Though the Leghs of Lyme, who were suspected of favouring the cause of the Pretender, might not be able to wipe out altogether from their hearts the old Stuart affection, their kinsman of Adlington could not have had much sympathy either for the young Chevalier or the cause he represented, or, if he had, his Jacobitism must have been under the control of a very cautious possessor, and not so demonstrative as to imperil his personal and family interests, for when Joseph Ward, the Vicar of Prestbury, preached a sermon on the occasion of the “General Thanksgiving” for the suppression of the “unnatural rebellion” it was published, as by the title-page appears, “at the request of Charles Legh, of Adlington, Esquire.”
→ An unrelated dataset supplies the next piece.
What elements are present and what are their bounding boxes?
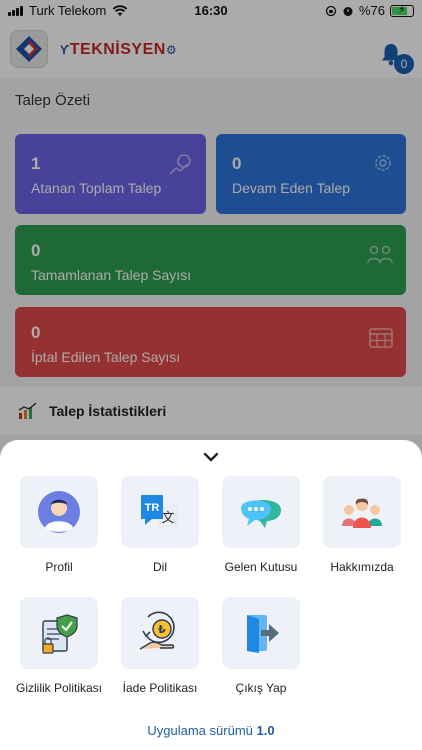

In 1746 Mr. Legh added to his territorial possessions by the purchase, from Thomas Pigot, of the estate of Bonishall, which for several generations had been the residence of a younger branch of the Pigots of Butley, the representative of which had then migrated to Fairsnape, near Preston, and from that time Bonishall has descended to the successive owners of Adlington with the other estates of the family. In the following year Mr. Legh had the shrievalty of Cheshire conferred upon him, a dignity that, as we have seen, had been enjoyed by his ancestors in six consecutive generations previously. He does not, however, appear to have devoted much attention to public matters, preferring to reside upon his own estate and there discharge the duties devolving upon him as a country gentleman. In the later years of his life he occupied his time in remodelling, and in part rebuilding, the home of his fathers; in doing so, however, it is to be regretted that, influenced by the then prevailing fancy for works of classic type, he was led to adopt a style so much at variance with the character of the original structure, and which, outwardly at least, robbed it of its most picturesque and interesting features. In commemoration of his work he inscribed his own name and that of his wife with the year of its completion, 1757, upon the frieze of the portico, and on the pediment above affixed a shield of arms—Legh quartering Corona, with Lee of Wincham, on an escutcheon of pretence.
While engaged in the re-edification of his house the barony of Kinderton became extinct, when Mr. Legh set up a claim to be considered heir male of the family, in right of his descent from Gilbert Venables, the first baron, and, as such, entitled to bear the Venables coat without any mark of decadence. The claim was never admitted, but Mr. Legh assumed the arms notwithstanding, and, in assertion of his supposed right, caused them to be placed conspicuously in the hall at Adlington, and also on the chancel screen in the church at Prestbury, where they may still be seen.
Unlike his mother, who, if we may judge from the directions she gave respecting her funeral, had as little respect for the blazonments of chivalry and that ancient and respectable guild, the College of Arms, as Macaulay’s old Puritan who wished to have his name recorded in the Book of Life rather than in the Register of Heralds, Mr. Legh had a great fondness for heraldry, and was much given to the study of the “noble science.”
The boast of heraldry, the pomp of power,
was with him no meaningless phrase, and before he began the rebuilding of the south front of his mansion he had been at considerable pains to adorn the interior of the great hall of Adlington with the armorial ensigns of his progenitors and the families with which they had severally become allied, like the lord of Gray’s “ancient pile” at Stoke-Pogeis, upon
The ceiling’s fretted height
Each panel in achievements clothing.
The fine series of armorial shields which still appear were painted under his directions, and are in place of a series, one hundred and eighty-one in number, which were affixed shortly after the rebuilding of the mansion by Thomas Legh, in 1581,[37] about which time that assiduous worthy, William Flower, Chester Herald, and subsequently Norroy King of Arms, was corresponding with and enjoying the friendship and hospitality of the owner of Adlington, and his kinsman, Sir Peter Legh, of Lyme.
In 1758, the year following the rebuilding of the south front of Adlington, Charles Legh’s only son, Thomas Legh, was united in marriage with Mary, daughter of Francis Reynolds, of Strangeways, Manchester, who represented Lancaster in Parliament for the long period of forty-five years, and the sister of Thomas and Francis Reynolds, who inherited successively the barony of Ducie of Tortworth. The young couple took up their abode at Wincham, which had come to Thomas Legh’s mother by inheritance, and there he died, in his forty-first year, on the 15th June, 1775, without surviving issue—thus terminating a line which had maintained an unbroken succession for more than four centuries. His widow survived him for the long period of forty-three years, her death occurring March 26, 1818.